6. Are there any spots in the world you see emerging as a hot new travel destination?
Afghanistan will be top of the list when it re-opens.
7. How have your books changed through the years?
Our books have always been written for us, so as we've changed over the years the books have "matured" with us. Obviously we're not penniless, shoestring travelers anymore. I've seen all the bedbugs I ever need for this lifetime and I prefer to fly business class rather than economy/coach, and the books reflect that. But on the other hand, we're very conscious that there are lots of travelers for whom money and economy is very important, and our books will continue to cater to that market. My son is probably in some five-dollar-a-night hotel somewhere in Southeast Asia right now. Plus there are lots of places in the world where you're going to be staying in a cheap place no matter how much money you've got because that's all there is. In the last 12 months I've spent nearly a month sleeping under canvas, a number of nights sleeping on the deck of an inter-island ship in the Pacific, and a number of nights in dollar-a-night hotels.
8. What, if any, changes are you going to make in the publications to coincide with the new climate of travel?
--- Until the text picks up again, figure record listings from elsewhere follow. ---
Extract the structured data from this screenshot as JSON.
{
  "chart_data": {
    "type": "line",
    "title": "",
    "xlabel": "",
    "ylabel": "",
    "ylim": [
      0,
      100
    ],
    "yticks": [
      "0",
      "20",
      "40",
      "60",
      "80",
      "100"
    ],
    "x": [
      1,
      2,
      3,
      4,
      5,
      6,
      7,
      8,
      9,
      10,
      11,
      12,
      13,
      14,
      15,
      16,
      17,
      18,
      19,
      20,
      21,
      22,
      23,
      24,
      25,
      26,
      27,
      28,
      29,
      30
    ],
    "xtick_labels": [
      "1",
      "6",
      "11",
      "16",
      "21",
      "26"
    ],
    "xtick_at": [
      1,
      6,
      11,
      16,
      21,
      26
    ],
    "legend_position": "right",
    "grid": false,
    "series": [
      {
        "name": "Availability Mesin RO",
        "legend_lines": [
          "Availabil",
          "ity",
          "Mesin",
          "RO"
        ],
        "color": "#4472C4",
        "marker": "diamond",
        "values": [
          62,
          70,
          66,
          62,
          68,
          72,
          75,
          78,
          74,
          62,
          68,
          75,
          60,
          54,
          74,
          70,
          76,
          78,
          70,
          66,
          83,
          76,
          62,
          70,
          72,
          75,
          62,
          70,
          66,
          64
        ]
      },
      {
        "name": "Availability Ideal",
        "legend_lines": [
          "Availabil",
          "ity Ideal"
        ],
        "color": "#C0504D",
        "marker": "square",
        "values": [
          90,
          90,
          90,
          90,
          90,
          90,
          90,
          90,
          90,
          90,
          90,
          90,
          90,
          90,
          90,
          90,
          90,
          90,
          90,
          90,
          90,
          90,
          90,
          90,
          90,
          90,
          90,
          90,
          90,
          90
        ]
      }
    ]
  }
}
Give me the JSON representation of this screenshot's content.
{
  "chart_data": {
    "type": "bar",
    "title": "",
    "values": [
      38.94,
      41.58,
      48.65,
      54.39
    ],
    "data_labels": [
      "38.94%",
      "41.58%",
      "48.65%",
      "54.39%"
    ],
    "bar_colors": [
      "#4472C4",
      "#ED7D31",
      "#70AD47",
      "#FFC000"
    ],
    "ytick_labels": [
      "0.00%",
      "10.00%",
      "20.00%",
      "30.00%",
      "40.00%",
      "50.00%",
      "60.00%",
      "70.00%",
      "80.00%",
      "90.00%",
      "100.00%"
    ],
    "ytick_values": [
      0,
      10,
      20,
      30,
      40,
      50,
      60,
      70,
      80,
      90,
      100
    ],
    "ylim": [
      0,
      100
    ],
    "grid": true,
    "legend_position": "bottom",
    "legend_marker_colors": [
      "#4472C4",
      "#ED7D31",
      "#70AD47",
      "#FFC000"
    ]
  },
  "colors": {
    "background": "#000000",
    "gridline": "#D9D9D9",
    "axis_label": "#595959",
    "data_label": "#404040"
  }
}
We certainly expect travel patterns to change, and our books will reflect that. If people want "safe" destinations, then we'll do our best to cater to them. But I'm not planning to forget that there are lots of people who are willing to get out there on the edge, and we're not going to neglect them, either. I've had e-mails from people who were in Damascus and Baghdad when the bombing of Afghanistan started. Both of them reported being treated with courtesy and interest and not feeling in any danger.
9. Does your staff have any tricks for finding sights off the beaten path?
Walk. Look. The only way you really find new things is with your own ingenuity and inquiries. Simply following what somebody else has already done isn't going to produce anything new.
10. What's your travel motto?
Go with an open mind, and always look for the upside.